There may come a time when you are temporarily unable to perform your daily duties at work, due to illness or an injury not job-related. Short-term disability insurance was created for these situations. If your employer provides this coverage, a temporary situation need not become a financial hardship.
Short-term disability is a medical condition which precludes an employee from performing regular work duties for a specified period of time. Most insurers set a maximum of 90 days to 180 days as the time frame for short-term disability coverage. Past this time frame, an employee transitions to long-term disability coverage, if it is offered by the employer or the employee has coverage on his own.
While most short-term disability insurance policies are administered by independent insurers that contract with companies, some companies fund their own disability plans and hire third-party administrators. Eligibility for either type varies but is generally available to any full-time employee who has been with the company for a minimum period of time such as 90 days. Additionally, pre-existing conditions - medical conditions which existed prior to employment - may be subject to an additional 12-month to 24-month wait time for coverage.

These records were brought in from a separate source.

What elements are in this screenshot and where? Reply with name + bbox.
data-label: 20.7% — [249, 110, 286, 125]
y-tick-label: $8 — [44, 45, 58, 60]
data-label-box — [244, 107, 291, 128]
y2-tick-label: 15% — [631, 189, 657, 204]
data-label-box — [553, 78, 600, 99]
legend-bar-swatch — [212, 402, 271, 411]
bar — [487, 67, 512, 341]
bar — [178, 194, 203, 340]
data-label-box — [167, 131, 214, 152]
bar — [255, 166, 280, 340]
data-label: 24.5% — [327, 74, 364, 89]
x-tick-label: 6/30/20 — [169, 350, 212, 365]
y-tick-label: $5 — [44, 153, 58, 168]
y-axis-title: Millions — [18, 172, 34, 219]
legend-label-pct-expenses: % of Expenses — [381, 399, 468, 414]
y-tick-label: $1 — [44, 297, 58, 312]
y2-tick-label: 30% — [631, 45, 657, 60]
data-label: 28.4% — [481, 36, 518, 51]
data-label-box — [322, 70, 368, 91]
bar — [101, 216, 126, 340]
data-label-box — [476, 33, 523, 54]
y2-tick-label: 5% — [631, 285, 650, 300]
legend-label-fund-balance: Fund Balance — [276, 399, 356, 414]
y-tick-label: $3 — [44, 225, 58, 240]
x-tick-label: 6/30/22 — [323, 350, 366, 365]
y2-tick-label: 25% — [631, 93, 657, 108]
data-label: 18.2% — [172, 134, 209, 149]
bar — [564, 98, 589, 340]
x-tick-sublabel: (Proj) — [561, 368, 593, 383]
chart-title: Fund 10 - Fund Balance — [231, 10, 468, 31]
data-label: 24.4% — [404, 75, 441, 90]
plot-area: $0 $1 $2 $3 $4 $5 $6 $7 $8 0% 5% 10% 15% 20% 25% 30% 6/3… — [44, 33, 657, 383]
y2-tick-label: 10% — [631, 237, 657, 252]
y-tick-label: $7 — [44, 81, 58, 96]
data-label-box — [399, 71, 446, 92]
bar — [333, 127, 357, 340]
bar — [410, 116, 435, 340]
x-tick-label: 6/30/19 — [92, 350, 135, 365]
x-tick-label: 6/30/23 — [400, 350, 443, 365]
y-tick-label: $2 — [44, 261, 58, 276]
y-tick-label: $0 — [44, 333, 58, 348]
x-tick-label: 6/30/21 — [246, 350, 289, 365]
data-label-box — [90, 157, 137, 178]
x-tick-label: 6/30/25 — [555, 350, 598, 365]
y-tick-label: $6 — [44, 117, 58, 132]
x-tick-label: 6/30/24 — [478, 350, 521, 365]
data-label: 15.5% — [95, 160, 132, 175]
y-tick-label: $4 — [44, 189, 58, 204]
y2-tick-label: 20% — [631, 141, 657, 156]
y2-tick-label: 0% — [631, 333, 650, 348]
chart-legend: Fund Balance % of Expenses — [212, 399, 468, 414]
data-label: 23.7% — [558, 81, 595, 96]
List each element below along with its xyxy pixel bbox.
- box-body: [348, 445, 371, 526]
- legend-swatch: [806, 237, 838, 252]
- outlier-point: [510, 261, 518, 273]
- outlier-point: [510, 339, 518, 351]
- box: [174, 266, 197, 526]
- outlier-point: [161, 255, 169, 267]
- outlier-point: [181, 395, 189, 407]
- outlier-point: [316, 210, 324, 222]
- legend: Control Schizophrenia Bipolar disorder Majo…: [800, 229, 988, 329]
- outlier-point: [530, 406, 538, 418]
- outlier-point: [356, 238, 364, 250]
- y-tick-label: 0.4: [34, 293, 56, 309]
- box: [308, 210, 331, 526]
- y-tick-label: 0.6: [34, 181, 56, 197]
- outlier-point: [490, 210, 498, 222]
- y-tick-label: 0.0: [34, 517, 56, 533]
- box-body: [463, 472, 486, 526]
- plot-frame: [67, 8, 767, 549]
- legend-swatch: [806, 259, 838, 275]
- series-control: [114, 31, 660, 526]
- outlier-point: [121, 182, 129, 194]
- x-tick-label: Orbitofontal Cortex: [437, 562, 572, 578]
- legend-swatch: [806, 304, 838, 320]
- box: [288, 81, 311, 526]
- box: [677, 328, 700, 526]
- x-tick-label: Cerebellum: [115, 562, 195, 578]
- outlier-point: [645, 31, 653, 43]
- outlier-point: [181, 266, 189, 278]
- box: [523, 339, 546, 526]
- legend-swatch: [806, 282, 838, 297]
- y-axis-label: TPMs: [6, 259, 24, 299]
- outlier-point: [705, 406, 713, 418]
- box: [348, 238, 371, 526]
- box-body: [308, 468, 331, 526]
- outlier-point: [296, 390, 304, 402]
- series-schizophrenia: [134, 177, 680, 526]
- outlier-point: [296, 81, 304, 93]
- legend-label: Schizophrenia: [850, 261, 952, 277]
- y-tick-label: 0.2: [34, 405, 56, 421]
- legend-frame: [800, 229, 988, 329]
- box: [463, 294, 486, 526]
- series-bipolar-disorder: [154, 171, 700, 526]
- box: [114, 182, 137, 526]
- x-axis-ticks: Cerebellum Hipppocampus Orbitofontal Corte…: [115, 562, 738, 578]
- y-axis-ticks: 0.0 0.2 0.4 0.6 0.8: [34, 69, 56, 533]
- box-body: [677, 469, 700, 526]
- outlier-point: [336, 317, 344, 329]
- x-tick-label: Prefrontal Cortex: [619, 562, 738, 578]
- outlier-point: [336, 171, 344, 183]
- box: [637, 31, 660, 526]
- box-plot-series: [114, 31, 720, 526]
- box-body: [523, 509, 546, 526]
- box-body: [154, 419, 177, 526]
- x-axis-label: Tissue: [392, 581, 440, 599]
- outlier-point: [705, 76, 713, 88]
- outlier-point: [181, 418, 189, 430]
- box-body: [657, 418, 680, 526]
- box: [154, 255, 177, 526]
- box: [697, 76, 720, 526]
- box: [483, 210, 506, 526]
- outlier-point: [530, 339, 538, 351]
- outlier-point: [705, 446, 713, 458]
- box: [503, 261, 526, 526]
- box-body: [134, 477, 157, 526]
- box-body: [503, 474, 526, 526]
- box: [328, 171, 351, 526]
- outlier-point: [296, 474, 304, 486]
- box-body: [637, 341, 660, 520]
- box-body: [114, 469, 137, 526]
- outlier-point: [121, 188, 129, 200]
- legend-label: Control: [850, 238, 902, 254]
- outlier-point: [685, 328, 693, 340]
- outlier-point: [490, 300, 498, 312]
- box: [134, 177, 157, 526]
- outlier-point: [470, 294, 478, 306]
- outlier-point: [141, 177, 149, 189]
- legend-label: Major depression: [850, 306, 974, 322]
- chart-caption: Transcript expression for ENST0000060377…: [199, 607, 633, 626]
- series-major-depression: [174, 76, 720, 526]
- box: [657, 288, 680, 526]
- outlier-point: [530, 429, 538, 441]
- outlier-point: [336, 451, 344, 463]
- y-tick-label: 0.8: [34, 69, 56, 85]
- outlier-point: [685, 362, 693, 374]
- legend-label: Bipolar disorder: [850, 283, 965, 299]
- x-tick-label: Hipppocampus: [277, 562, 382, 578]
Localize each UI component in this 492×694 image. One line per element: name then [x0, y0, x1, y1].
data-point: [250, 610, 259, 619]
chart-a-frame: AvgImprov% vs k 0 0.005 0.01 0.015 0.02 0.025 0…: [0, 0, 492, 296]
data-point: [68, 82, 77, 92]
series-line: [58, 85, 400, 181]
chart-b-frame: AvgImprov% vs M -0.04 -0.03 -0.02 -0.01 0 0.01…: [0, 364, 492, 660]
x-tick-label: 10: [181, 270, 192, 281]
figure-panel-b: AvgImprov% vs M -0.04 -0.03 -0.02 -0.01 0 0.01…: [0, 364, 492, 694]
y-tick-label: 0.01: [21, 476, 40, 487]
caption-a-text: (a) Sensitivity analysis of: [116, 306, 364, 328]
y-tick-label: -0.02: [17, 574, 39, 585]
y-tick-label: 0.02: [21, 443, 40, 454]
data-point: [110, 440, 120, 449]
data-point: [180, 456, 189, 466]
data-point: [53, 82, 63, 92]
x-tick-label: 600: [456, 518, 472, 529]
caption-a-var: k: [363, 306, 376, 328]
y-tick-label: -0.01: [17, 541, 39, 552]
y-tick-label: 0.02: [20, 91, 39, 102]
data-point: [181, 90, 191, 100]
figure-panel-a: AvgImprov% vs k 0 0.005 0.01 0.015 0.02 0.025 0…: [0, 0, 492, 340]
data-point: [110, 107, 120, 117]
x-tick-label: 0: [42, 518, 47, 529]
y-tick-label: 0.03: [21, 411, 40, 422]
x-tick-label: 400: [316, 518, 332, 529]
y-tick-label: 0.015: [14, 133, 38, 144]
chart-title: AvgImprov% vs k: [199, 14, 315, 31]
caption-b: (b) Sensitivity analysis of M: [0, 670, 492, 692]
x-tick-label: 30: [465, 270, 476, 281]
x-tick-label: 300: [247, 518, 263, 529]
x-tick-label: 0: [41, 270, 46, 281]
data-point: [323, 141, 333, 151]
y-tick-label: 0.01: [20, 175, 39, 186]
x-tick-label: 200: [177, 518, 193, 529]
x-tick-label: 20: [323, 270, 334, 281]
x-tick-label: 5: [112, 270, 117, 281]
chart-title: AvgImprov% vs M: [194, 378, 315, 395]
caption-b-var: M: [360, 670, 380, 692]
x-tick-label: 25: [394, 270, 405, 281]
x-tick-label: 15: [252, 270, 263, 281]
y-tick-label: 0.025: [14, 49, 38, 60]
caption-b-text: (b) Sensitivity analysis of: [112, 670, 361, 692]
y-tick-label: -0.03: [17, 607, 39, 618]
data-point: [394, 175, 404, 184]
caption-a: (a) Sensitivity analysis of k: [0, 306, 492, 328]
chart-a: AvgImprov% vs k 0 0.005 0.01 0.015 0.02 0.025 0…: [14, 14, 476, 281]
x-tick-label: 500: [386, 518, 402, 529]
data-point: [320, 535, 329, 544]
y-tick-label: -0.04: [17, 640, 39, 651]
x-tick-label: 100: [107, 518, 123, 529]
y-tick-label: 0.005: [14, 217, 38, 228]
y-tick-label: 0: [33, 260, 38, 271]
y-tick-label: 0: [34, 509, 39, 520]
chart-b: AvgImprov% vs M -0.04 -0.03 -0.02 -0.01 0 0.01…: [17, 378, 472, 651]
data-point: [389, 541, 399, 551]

In every case of short-term disability, a doctor completes the insurer’s forms to indicate the reason for the disability, expected duration of the disability, prognosis (predicted outcome), and any expected limitations when the employee is released to return to work. This paperwork is then filed with the company’s human resources department and the insurer or third-party administrator responsible for handling the case. A caseworker is assigned, and contact between the disabled employee and the caseworker to track medical progress happens on a regular basis. Failure on the employee's part to maintain this contact may result in revocation of the coverage. Almost all short-term disability claims require the employee to be under the continuous care of a doctor for the duration of the claim.
The amount paid to an injured employee depends on the company's policy. Typically, an employee will be paid between 60 percent to 100 percent of his pre-disability salary. Caps on coverage are common and may apply annually or over a lifetime.
Short-term disability usually does not apply in the case of a work-related illness or injury. This coverage, called worker’s compensation, typically pays an employee 66% of pre-disability salary. Some strictly elective surgical procedures are also excluded from short-term disability coverage.